Xbox’s Strategy Makes Sense Now — If You Squint at It Right
Microsoft has made approximately four strategic pivots in gaming in the past six years: hardware-first, then subscription-first, then acquisition-first, then — after the FTC challenge to the Activision deal — multiplatform-first. Each pivot was announced as a coherent strategy. None of them looked coherent until the next one replaced it.
The current strategy — releasing first-party titles on PlayStation and, in some cases, Nintendo platforms in addition to Xbox and PC — is the one that actually makes sense, and it has taken the longest to accept because it implicitly admits that the console war, from Microsoft’s perspective, is over.
Xbox is not trying to beat PlayStation in hardware sales. It hasn’t been trying for several years, despite what the press releases implied. It is trying to establish Game Pass as a platform-agnostic subscription that follows players across whatever hardware they own, in the same way that Netflix follows users across devices.

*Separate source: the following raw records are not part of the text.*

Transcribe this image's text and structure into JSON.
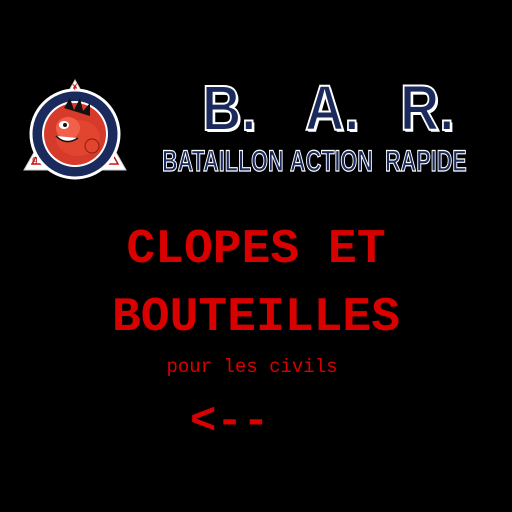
{
  "header": {
    "logo": {
      "ring_text": "BATAILLON ACTION RAPIDE",
      "icon": "mascot-emblem-icon"
    },
    "acronym": {
      "b": "B.",
      "a": "A.",
      "r": "R."
    },
    "words": {
      "w1": "BATAILLON",
      "w2": "ACTION",
      "w3": "RAPIDE"
    }
  },
  "content": {
    "title_line1": "CLOPES ET",
    "title_line2": "BOUTEILLES",
    "subtitle": "pour les civils",
    "back_arrow": "<--"
  },
  "colors": {
    "background": "#000000",
    "accent_red": "#d90000",
    "navy": "#1a2a5c"
  }
}
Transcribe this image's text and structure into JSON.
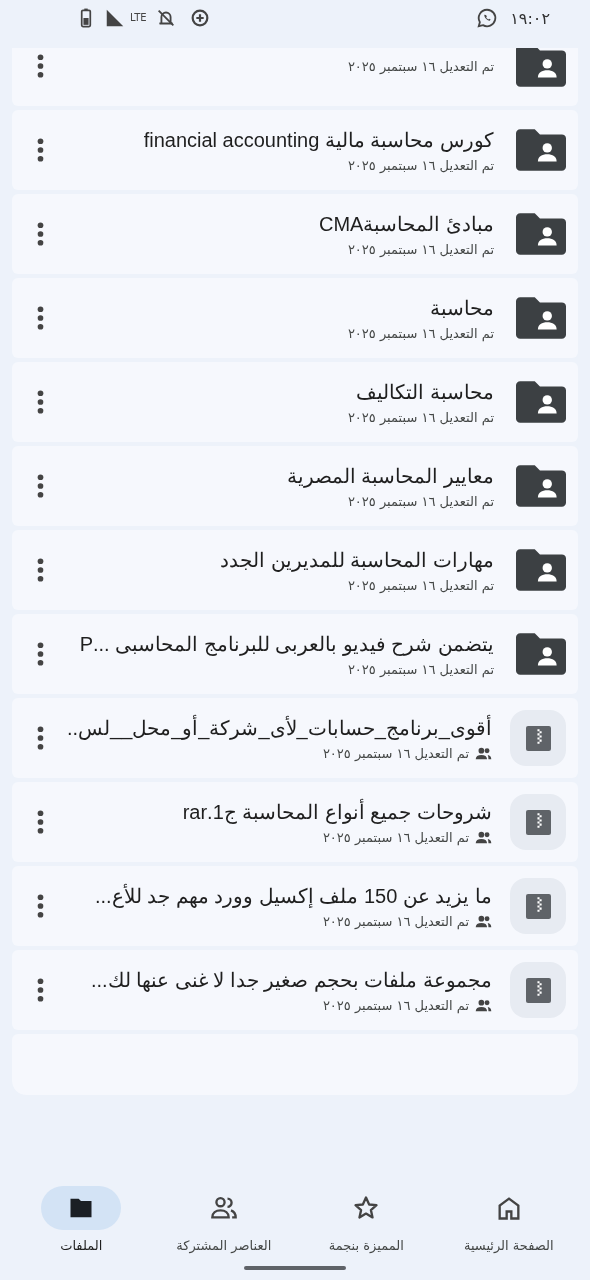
{
  "status_bar": {
    "time": "١٩:٠٢",
    "network": "LTE"
  },
  "files": [
    {
      "kind": "folder",
      "shared": false,
      "modified": "تم التعديل ١٦ سبتمبر ٢٠٢٥"
    },
    {
      "kind": "folder",
      "shared": false,
      "title": "كورس محاسبة مالية financial accounting",
      "modified": "تم التعديل ١٦ سبتمبر ٢٠٢٥"
    },
    {
      "kind": "folder",
      "shared": false,
      "title": "مبادئ المحاسبةCMA",
      "modified": "تم التعديل ١٦ سبتمبر ٢٠٢٥"
    },
    {
      "kind": "folder",
      "shared": false,
      "title": "محاسبة",
      "modified": "تم التعديل ١٦ سبتمبر ٢٠٢٥"
    },
    {
      "kind": "folder",
      "shared": false,
      "title": "محاسبة التكاليف",
      "modified": "تم التعديل ١٦ سبتمبر ٢٠٢٥"
    },
    {
      "kind": "folder",
      "shared": false,
      "title": "معايير المحاسبة المصرية",
      "modified": "تم التعديل ١٦ سبتمبر ٢٠٢٥"
    },
    {
      "kind": "folder",
      "shared": false,
      "title": "مهارات المحاسبة للمديرين الجدد",
      "modified": "تم التعديل ١٦ سبتمبر ٢٠٢٥"
    },
    {
      "kind": "folder",
      "shared": false,
      "title": "يتضمن شرح فيديو بالعربى للبرنامج المحاسبى ...P",
      "modified": "تم التعديل ١٦ سبتمبر ٢٠٢٥"
    },
    {
      "kind": "archive",
      "shared": true,
      "title": "أقوى_برنامج_حسابات_لأى_شركة_أو_محل__لس..",
      "modified": "تم التعديل ١٦ سبتمبر ٢٠٢٥"
    },
    {
      "kind": "archive",
      "shared": true,
      "title": "شروحات جميع أنواع المحاسبة ج1.rar",
      "modified": "تم التعديل ١٦ سبتمبر ٢٠٢٥"
    },
    {
      "kind": "archive",
      "shared": true,
      "title": "ما يزيد عن 150 ملف إكسيل وورد   مهم جد للأع...",
      "modified": "تم التعديل ١٦ سبتمبر ٢٠٢٥"
    },
    {
      "kind": "archive",
      "shared": true,
      "title": "مجموعة ملفات بحجم صغير جدا لا غنى عنها لك...",
      "modified": "تم التعديل ١٦ سبتمبر ٢٠٢٥"
    }
  ],
  "bottom_nav": [
    {
      "kind": "home",
      "label": "الصفحة الرئيسية",
      "selected": false
    },
    {
      "kind": "starred",
      "label": "المميزة بنجمة",
      "selected": false
    },
    {
      "kind": "shared",
      "label": "العناصر المشتركة",
      "selected": false
    },
    {
      "kind": "files",
      "label": "الملفات",
      "selected": true
    }
  ]
}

The multiplatform release of titles like Halo and Gears — previously unthinkable as PlayStation exclusives — is the logical endpoint of this strategy. If the subscription is the product, the console is merely a delivery mechanism. There is no strategic reason to restrict delivery.
Whether Game Pass can achieve Netflix-level ubiquity is a different question, and one the numbers haven’t yet answered.